Essen. . Der Stahl wird verheiratet, Heinrich Hiesinger geht, sein Nachfolger Guido Kerkhoff teilt den Konzern entzwei – in Stahlzweig und Anlagenbau.

2018 ist ein Schicksalsjahr für Thyssenkrupp – und an seinem Ende kann niemand sagen, in welche Richtung das Schicksal kippen wird. Der größte Arbeitgeber des Ruhrgebiets, von Finanzinvestoren als träger Industrietanker ­herab­gewürdigt, lässt nichts wie es war. Er sieht sich endgültig nicht mehr als Stahlkonzern, er muss sich eine neue Führung suchen, und letztlich entscheidet er sich für einen radikalen Neustart: Thyssenkrupp spaltet sich in zwei Hälften, die künftig unabhängig voneinander ihr Glück versuchen sollen.

Im Sommer vollendet Vorstandschef Heinrich Hiesinger, der den Dax-Konzern 2011 übernommen und durch seine schwerste Krise geführt hat, sein wichtigstes Projekt: die Stahlfusion mit Tata. Beider Stahlsparten sollen in Europa künftig zusammen um ihre Zukunft kämpfen. Thyssenkrupp zählt den Stahl nicht mehr zu seinem Kerngeschäft, schält damit seine Keimzelle aus dem Konzern heraus. Mittelfristig soll der neue Stahlriese Thyssenkrupp Tata Steel eigenständig an die Börse gehen, die Essener wollen dann weitere Anteile loswerden.

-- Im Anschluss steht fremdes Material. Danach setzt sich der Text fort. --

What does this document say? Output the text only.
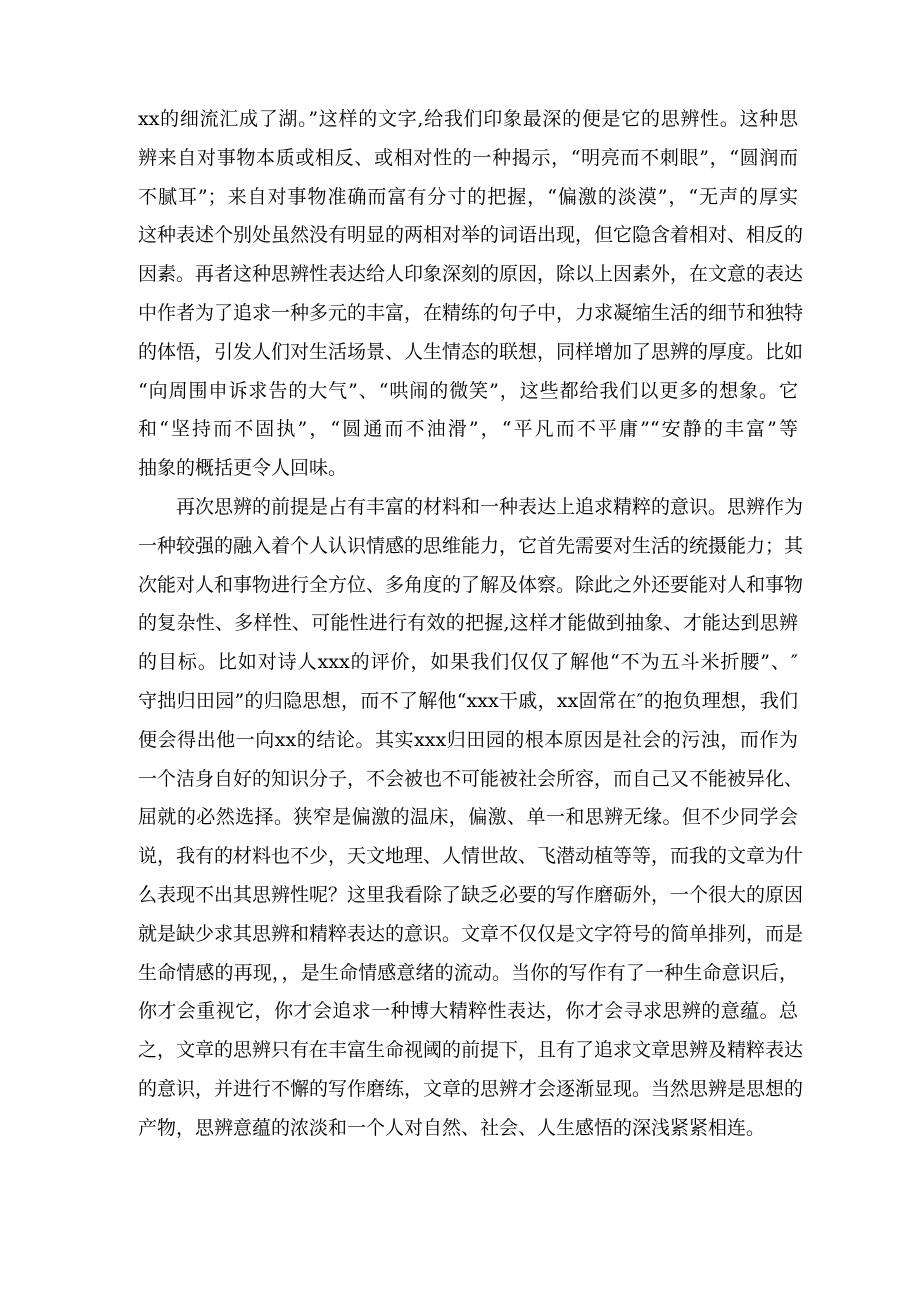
xx的细流汇成了湖。”这样的文字,给我们印象最深的便是它的思辨性。这种思
辨来自对事物本质或相反、或相对性的一种揭示，“明亮而不刺眼”，“圆润而
不腻耳”；来自对事物准确而富有分寸的把握，“偏激的淡漠”，“无声的厚实
这种表述个别处虽然没有明显的两相对举的词语出现，但它隐含着相对、相反的
因素。再者这种思辨性表达给人印象深刻的原因，除以上因素外，在文意的表达
中作者为了追求一种多元的丰富，在精练的句子中，力求凝缩生活的细节和独特
的体悟，引发人们对生活场景、人生情态的联想，同样增加了思辨的厚度。比如
“向周围申诉求告的大气”、“哄闹的微笑”，这些都给我们以更多的想象。它
和“坚持而不固执”，“圆通而不油滑”，“平凡而不平庸”“安静的丰富”等
抽象的概括更令人回味。
再次思辨的前提是占有丰富的材料和一种表达上追求精粹的意识。思辨作为
一种较强的融入着个人认识情感的思维能力，它首先需要对生活的统摄能力；其
次能对人和事物进行全方位、多角度的了解及体察。除此之外还要能对人和事物
的复杂性、多样性、可能性进行有效的把握,这样才能做到抽象、才能达到思辨
的目标。比如对诗人xxx的评价，如果我们仅仅了解他“不为五斗米折腰”、″
守拙归田园”的归隐思想，而不了解他“xxx干戚，xx固常在″的抱负理想，我们
便会得出他一向xx的结论。其实xxx归田园的根本原因是社会的污浊，而作为
一个洁身自好的知识分子，不会被也不可能被社会所容，而自己又不能被异化、
屈就的必然选择。狭窄是偏激的温床，偏激、单一和思辨无缘。但不少同学会
说，我有的材料也不少，天文地理、人情世故、飞潜动植等等，而我的文章为什
么表现不出其思辨性呢？这里我看除了缺乏必要的写作磨砺外，一个很大的原因
就是缺少求其思辨和精粹表达的意识。文章不仅仅是文字符号的简单排列，而是
生命情感的再现，，是生命情感意绪的流动。当你的写作有了一种生命意识后，
你才会重视它，你才会追求一种博大精粹性表达，你才会寻求思辨的意蕴。总
之，文章的思辨只有在丰富生命视阈的前提下，且有了追求文章思辨及精粹表达
的意识，并进行不懈的写作磨练，文章的思辨才会逐渐显现。当然思辨是思想的
产物，思辨意蕴的浓淡和一个人对自然、社会、人生感悟的深浅紧紧相连。
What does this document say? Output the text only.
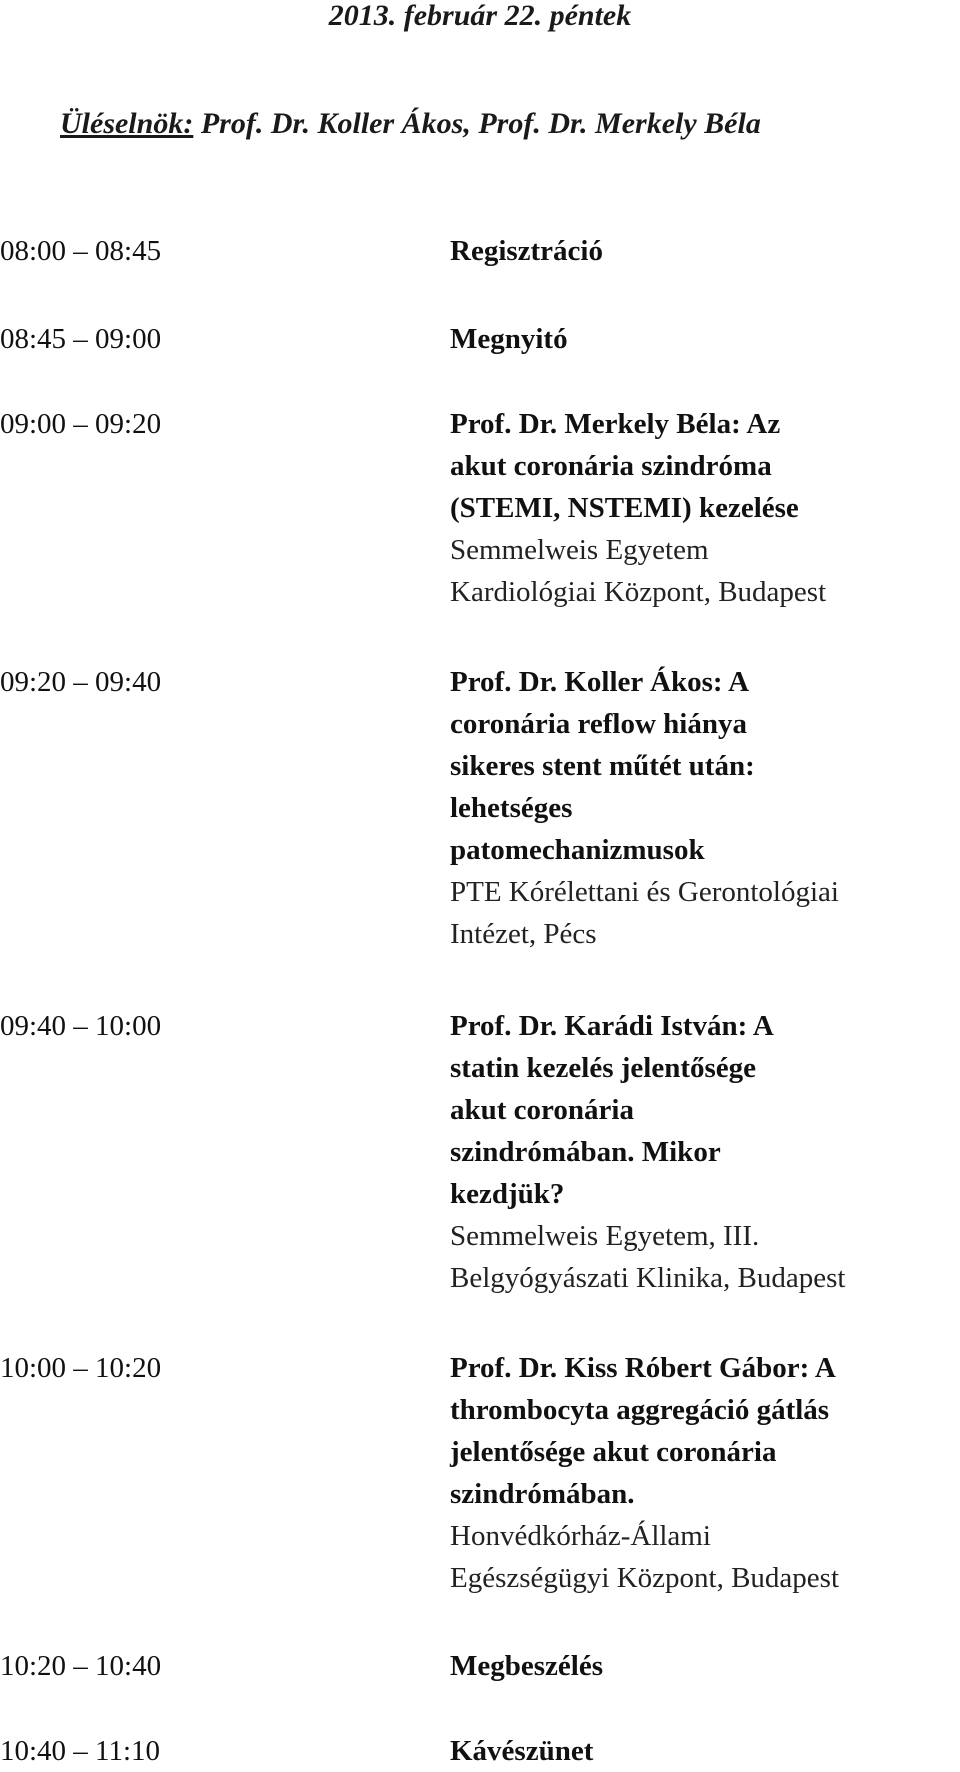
2013. február 22. péntek
Üléselnök: Prof. Dr. Koller Ákos, Prof. Dr. Merkely Béla
08:00 – 08:45	Regisztráció
08:45 – 09:00	Megnyitó
09:00 – 09:20	Prof. Dr. Merkely Béla: Az
akut coronária szindróma
(STEMI, NSTEMI) kezelése
Semmelweis Egyetem
Kardiológiai Központ, Budapest
09:20 – 09:40	Prof. Dr. Koller Ákos: A
coronária reflow hiánya
sikeres stent műtét után:
lehetséges
patomechanizmusok
PTE Kórélettani és Gerontológiai
Intézet, Pécs
09:40 – 10:00	Prof. Dr. Karádi István: A
statin kezelés jelentősége
akut coronária
szindrómában. Mikor
kezdjük?
Semmelweis Egyetem, III.
Belgyógyászati Klinika, Budapest
10:00 – 10:20	Prof. Dr. Kiss Róbert Gábor: A
thrombocyta aggregáció gátlás
jelentősége akut coronária
szindrómában.
Honvédkórház-Állami
Egészségügyi Központ, Budapest
10:20 – 10:40	Megbeszélés
10:40 – 11:10	Kávészünet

Hiesinger wirft das Handtuch

Die Stahlehe mit dem indischen Konkurrenten gilt als Schlüssel für einen lange von den Großinvestoren eingeforderten Strategiewechsel. Doch kaum ist die Fusion besiegelt und gewürdigt, wirft Hiesinger das Handtuch und stürzt den Konzern damit in eine monatelange Führungskrise. Kurz nach ihm dankt auch Ulrich Lehner als Chef des Aufsichtsrates ab – und zeigt unverblümt Richtung Villa Hügel: Mangelnden Rückhalt durch die Krupp-Stiftung mit ihrer Vorsitzenden Ursula Gather macht er für die dramatische Lage verantwortlich. Die betont allerdings, Hiesinger zu jeder Zeit in seiner Strategie unterstützt zu haben.

Spektakuläre neue Strategie

Finanzchef Guido Kerkhoff wird zunächst Interimschef und zwei Monate später zum regulären Hiesinger-Nachfolger bestellt. Die Zwischenzeit hat er für die Entwicklung jener spektakulären Strategie genutzt, die letztlich im Aufsichtsrat sowohl den Großfinanzinvestor Cevian als auch die Stiftung überzeugen konnte: Aus eins mach zwei.

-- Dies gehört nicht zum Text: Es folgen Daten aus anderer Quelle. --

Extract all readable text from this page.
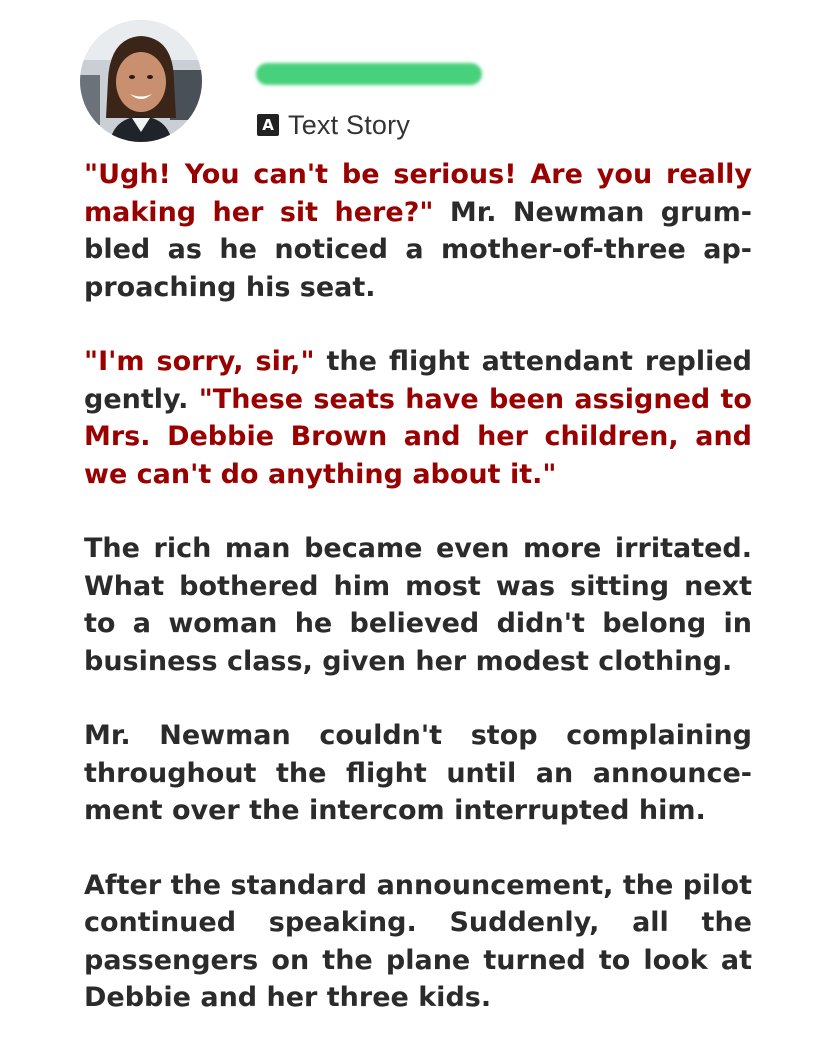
A Text Story

"Ugh! You can't be serious! Are you really making her sit here?" Mr. Newman grumbled as he noticed a mother-of-three approaching his seat.

"I'm sorry, sir," the flight attendant replied gently. "These seats have been assigned to Mrs. Debbie Brown and her children, and we can't do anything about it."

The rich man became even more irritated. What bothered him most was sitting next to a woman he believed didn't belong in business class, given her modest clothing.

Mr. Newman couldn't stop complaining throughout the flight until an announcement over the intercom interrupted him.

After the standard announcement, the pilot continued speaking. Suddenly, all the passengers on the plane turned to look at Debbie and her three kids.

Kerkhoff will den Stahlhandel, die Stahl-Beteiligung am Joint Venture mit Tata und die Marine in einem Werkstoffunternehmen namens Thyssenkrupp Materials bündeln; die Geschäfte mit Aufzügen, Autoteilen und dem Industrieanlagenbau in einem zweiten namens Thyssenkrupp Industrials. Beide werden aller Voraussicht nach zu klein für den Verbleib im Dax sein. Getrennt, so die Hoffnung, sollen sie schlagkräftiger werden.